Der Geologe José begibt sich für 30 Tage ins Niemandsland der brasilianischen Wüste. Dort soll er erkunden, wie sein Arbeitgeber in dieser verlassenen Region einen Kanal bauen könnte. José wird diesen Auftrag rasch vergessen – ist er seinem Arbeitsplan zunächst einen halben Tag voraus, so hinkt er den Vorgaben bald schon fünf Tage hinterher.
I travel because I have to, I come back because I love you ist ein Road Movie – hier geht es also zuvorderst um die Erkundung des Selbst statt um die Erkundung eines möglichen Kanalbetts. José, dessen melancholische Tagebuch-Einträge wir im Voice-Over-Kommentar hören, versinkt in einer Depression. Seine Frau hat ihn verlassen, alles erinnert ihn an sie – und er weiß nicht, ob diese Reise (die er mal umgehend abbrechen und mal für immer andauern lassen will) alles nur noch schlimmer machen oder ihn ins Leben zurückführen wird.

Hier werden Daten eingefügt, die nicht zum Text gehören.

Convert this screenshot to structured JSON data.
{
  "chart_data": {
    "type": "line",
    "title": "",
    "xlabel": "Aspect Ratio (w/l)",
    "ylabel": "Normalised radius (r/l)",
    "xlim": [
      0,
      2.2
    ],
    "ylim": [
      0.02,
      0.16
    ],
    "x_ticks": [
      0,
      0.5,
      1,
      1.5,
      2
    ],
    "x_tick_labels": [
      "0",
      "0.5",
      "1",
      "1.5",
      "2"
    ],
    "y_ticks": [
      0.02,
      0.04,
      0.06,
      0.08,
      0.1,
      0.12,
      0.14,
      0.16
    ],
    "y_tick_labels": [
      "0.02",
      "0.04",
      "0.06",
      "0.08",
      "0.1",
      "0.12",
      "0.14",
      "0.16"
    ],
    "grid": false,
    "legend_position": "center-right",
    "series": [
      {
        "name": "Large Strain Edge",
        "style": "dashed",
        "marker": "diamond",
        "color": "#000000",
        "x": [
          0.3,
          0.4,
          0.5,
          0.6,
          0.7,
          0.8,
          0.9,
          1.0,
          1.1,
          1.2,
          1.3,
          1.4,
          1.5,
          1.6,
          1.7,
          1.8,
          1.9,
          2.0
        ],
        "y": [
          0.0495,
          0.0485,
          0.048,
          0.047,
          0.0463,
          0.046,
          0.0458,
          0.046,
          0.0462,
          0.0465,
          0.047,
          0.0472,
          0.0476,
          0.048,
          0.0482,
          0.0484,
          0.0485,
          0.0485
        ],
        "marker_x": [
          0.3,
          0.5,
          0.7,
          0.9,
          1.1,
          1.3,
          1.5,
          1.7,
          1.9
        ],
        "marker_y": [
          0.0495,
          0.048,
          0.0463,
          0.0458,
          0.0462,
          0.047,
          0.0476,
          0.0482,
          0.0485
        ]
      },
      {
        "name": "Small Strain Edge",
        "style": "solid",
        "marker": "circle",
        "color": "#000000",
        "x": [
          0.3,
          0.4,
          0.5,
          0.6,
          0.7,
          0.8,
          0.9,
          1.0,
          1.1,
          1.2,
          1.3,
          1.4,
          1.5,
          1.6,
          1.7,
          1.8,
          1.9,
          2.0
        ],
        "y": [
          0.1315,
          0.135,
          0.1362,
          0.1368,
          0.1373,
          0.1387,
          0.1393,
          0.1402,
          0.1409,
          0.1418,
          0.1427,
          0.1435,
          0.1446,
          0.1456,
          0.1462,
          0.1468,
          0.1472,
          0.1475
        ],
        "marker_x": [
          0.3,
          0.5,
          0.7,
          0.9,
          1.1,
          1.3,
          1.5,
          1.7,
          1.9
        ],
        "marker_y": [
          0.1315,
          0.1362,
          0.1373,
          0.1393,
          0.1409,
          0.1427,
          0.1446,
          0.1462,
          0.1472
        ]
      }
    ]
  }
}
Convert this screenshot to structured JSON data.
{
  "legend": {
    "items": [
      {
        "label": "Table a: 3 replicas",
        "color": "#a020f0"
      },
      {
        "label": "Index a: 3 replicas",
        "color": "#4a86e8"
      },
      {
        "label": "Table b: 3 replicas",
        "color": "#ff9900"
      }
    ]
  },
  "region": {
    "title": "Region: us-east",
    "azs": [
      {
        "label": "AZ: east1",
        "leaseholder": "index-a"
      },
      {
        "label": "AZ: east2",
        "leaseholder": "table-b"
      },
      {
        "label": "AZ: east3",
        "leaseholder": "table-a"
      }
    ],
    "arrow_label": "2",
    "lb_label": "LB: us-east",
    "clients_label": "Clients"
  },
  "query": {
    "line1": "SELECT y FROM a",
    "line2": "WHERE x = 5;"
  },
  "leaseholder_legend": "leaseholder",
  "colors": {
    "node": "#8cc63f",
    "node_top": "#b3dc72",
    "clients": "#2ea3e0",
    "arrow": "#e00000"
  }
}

José hat sich in seinem Leben merklich verfahren und kann die richtige Ausfahrt nicht finden. Sein Ziel – die Kanalplanung – tritt schnell in den Hintergrund, stattdessen hält er immer wieder an: Bei Prostituierten, Familien, Märkten und Matratzenmanufakturen. Seine Gedanken schweifen, flüchten vor dem Schmerz, der ihn zu Hause erwartet. I travel because I have to, I come back because I love you hat also durchaus eine Geschichte zu erzählen – und doch ist dieses Werk von Marcelo Gomes und Karim Ainouz vor allem ein Konzeptfilm, ein Experiment.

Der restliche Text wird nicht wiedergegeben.